Patrick PutmanMarch 1, 20256 min read

Every engagement starts the same way: figure out what's actually exposed. Not what the architecture diagram says is exposed. Not what the team thinks is public. What's actually reachable, what's responding, and — critically — what it's saying about itself.

I've run this process dozens of times against GKE clusters, GCP-hosted APIs, GitHub Actions workflows, and CI/CD pipelines. And every time, I was stitching together the same ad hoc scripts: check TLS, probe CORS, look for alg:none on JWT endpoints, enumerate security headers, poke at the CI surface. The tooling was fragmented, inconsistent, and painful to hand off.

So we built Beacon.

What makes it different

Most attack surface scanners run a checklist. They check 40 things, output 40 rows, and hand you a spreadsheet. That's fine for compliance. It's useless for finding what an attacker would actually do.

Beacon fingerprints your stack first — it identifies specific service versions, frameworks, and exposed interfaces across your whole surface. Then it feeds that context to an AI reasoning layer that connects findings across attack vectors. Instead of "TLS 1.1 accepted (medium)" sitting unrelated next to "alg:none accepted on /auth/token (high)", Beacon surfaces the path: weak TLS on the endpoint hosting a JWT service with algorithm confusion means a MITM can steal credentials that are also bypassing algorithm validation.

That's the difference between a finding list and an attack path.

What it covers

Beacon currently scans across five vectors:

Network and web surface — TLS versions and ciphers, CORS origin handling, security headers, JWT endpoint behavior, API version exposure, server fingerprinting, exposed files and directories.

CI/CD pipelines — GitHub Actions workflow security: unpinned actions, untrusted input injection, overly broad OIDC trust, secret scope misconfigs.

Infrastructure as Code — Terraform state exposure, misconfigured storage backends, IaC drift indicators.

Web3 / blockchain nodes — Exposed RPC endpoints, unauthenticated node access, chain fingerprinting.

AI/LLM APIs — Exposed model endpoints, authentication misconfigs, API key leakage in responses.

It runs in three modes.
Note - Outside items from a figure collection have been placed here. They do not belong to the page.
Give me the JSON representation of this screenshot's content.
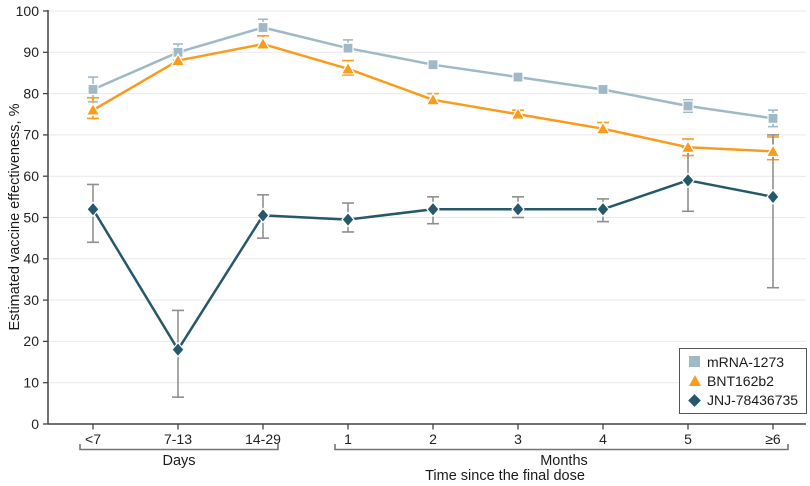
{
  "colors": {
    "axis": "#444444",
    "grid": "#E9E9E9",
    "tick_text": "#222222",
    "bracket": "#757575",
    "legend_border": "#555555",
    "background": "#FFFFFF"
  },
  "chart_data": {
    "type": "line",
    "title": "",
    "ylabel": "Estimated vaccine effectiveness, %",
    "xlabel": "Time since the final dose",
    "ylim": [
      0,
      100
    ],
    "yticks": [
      0,
      10,
      20,
      30,
      40,
      50,
      60,
      70,
      80,
      90,
      100
    ],
    "categories": [
      "<7",
      "7-13",
      "14-29",
      "1",
      "2",
      "3",
      "4",
      "5",
      "≥6"
    ],
    "x_groups": [
      {
        "label": "Days",
        "from_index": 0,
        "to_index": 2
      },
      {
        "label": "Months",
        "from_index": 3,
        "to_index": 8
      }
    ],
    "grid": true,
    "legend_position": "bottom-right",
    "series": [
      {
        "name": "mRNA-1273",
        "marker": "square",
        "color": "#9FB9C6",
        "error_color": "#9FB9C6",
        "values": [
          81,
          90,
          96,
          91,
          87,
          84,
          81,
          77,
          74
        ],
        "ci_low": [
          78,
          88,
          95,
          90,
          86,
          83,
          80,
          75.5,
          72
        ],
        "ci_high": [
          84,
          92,
          98,
          93,
          88,
          85,
          82,
          78.5,
          76
        ]
      },
      {
        "name": "BNT162b2",
        "marker": "triangle",
        "color": "#F89C1D",
        "error_color": "#F89C1D",
        "values": [
          76,
          88,
          92,
          86,
          78.5,
          75,
          71.5,
          67,
          66
        ],
        "ci_low": [
          74,
          87,
          91,
          84.5,
          77.5,
          74,
          70.5,
          65,
          64
        ],
        "ci_high": [
          79,
          90,
          94,
          88,
          80,
          76,
          73,
          69,
          69.5
        ]
      },
      {
        "name": "JNJ-78436735",
        "marker": "diamond",
        "color": "#26586B",
        "error_color": "#8F8F8F",
        "values": [
          52,
          18,
          50.5,
          49.5,
          52,
          52,
          52,
          59,
          55
        ],
        "ci_low": [
          44,
          6.5,
          45,
          46.5,
          48.5,
          50,
          49,
          51.5,
          33
        ],
        "ci_high": [
          58,
          27.5,
          55.5,
          53.5,
          55,
          55,
          54.5,
          67,
          70
        ]
      }
    ]
  }
}
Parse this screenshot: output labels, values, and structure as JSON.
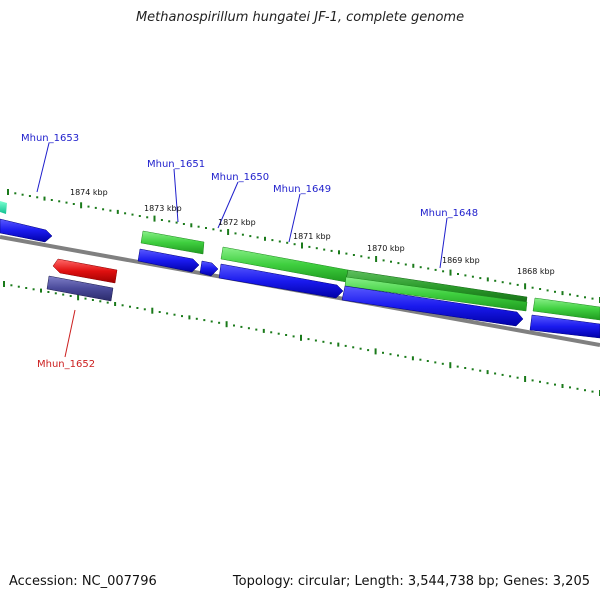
{
  "title": "Methanospirillum hungatei JF-1, complete genome",
  "accession": "Accession: NC_007796",
  "stats": "Topology: circular; Length: 3,544,738 bp; Genes: 3,205",
  "colors": {
    "backbone": "#808080",
    "tick": "#1a7a1a",
    "forward_gene": "#1a1aee",
    "cds_green": "#3fcf3f",
    "cds_dark_green": "#2a9a2a",
    "rna_gene": "#e01010",
    "pseudo_gene": "#4a4a9a",
    "gene_label_blue": "#1f1fcc",
    "gene_label_red": "#cc1f1f"
  },
  "scale_labels": [
    "1874 kbp",
    "1873 kbp",
    "1872 kbp",
    "1871 kbp",
    "1870 kbp",
    "1869 kbp",
    "1868 kbp"
  ],
  "gene_labels": [
    {
      "text": "Mhun_1653",
      "color": "blue"
    },
    {
      "text": "Mhun_1651",
      "color": "blue"
    },
    {
      "text": "Mhun_1650",
      "color": "blue"
    },
    {
      "text": "Mhun_1649",
      "color": "blue"
    },
    {
      "text": "Mhun_1648",
      "color": "blue"
    },
    {
      "text": "Mhun_1652",
      "color": "red"
    }
  ]
}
ScanSurface (the default) makes only the requests any internet user could make — no active payloads, no exploitation attempts. ScanDeep adds active probing. ScanAuthorized is exploitation-class and requires interactive acknowledgment.

Why open source?

Security tooling has a trust problem. When a scanner tells you there's a CORS misconfiguration, you're trusting that the tool actually understands how CORS works — not just that it found the header and flagged a regex match. With closed-source tools, you can't verify that. I've seen "high severity" findings from commercial scanners that were complete false positives because the tool didn't understand that credentialed CORS requires a specific request pattern to be exploitable.
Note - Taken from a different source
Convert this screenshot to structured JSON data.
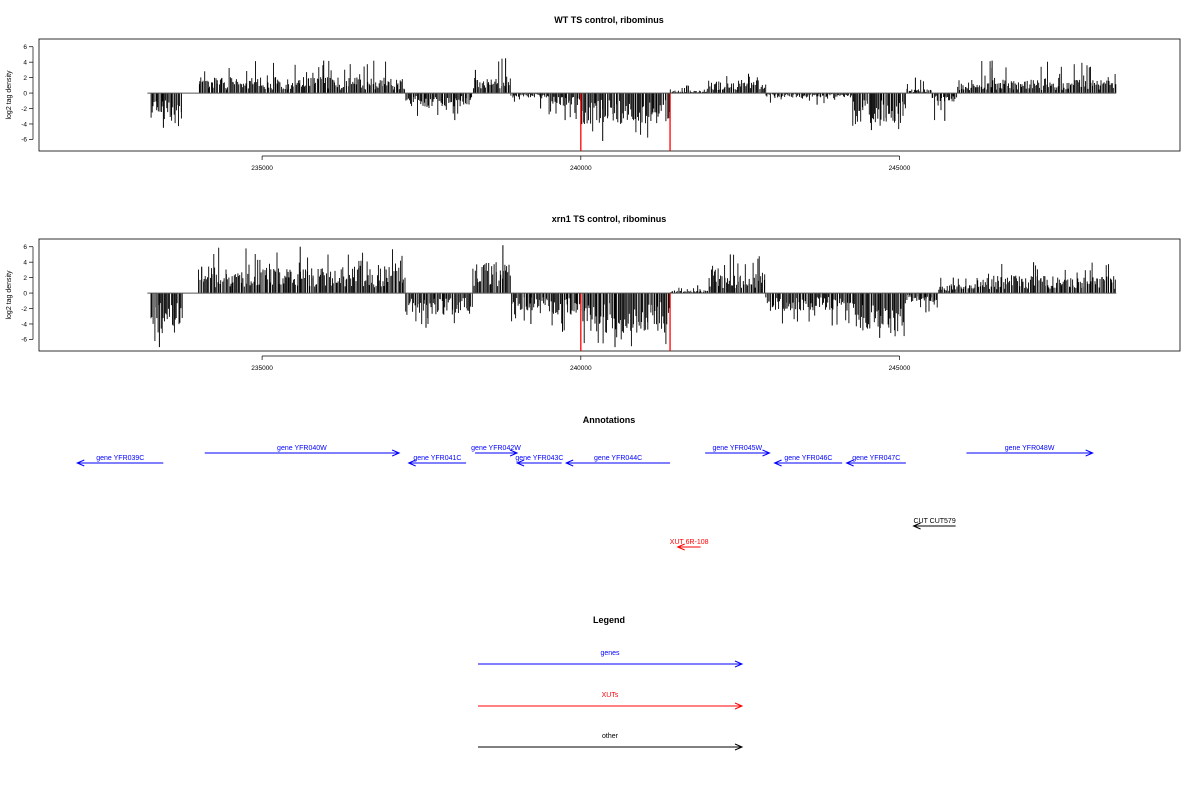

Beacon is Apache 2.0. Read the check logic. If you think we're wrong about how something works, open an issue. We'd rather be corrected publicly than confidently wrong.

Getting started

go install github.com/stormbane-security/beacon@latest
beacon scan --target api.example.com

Output is human-readable by default. Add --json for machine-readable output.

Start with ScanSurface

Always run surface mode first to understand baseline exposure before you go deeper. ScanDeep should only be used with explicit permission from whoever owns the target.

The code is on GitHub. Issues and PRs welcome — especially for modules we haven't built yet.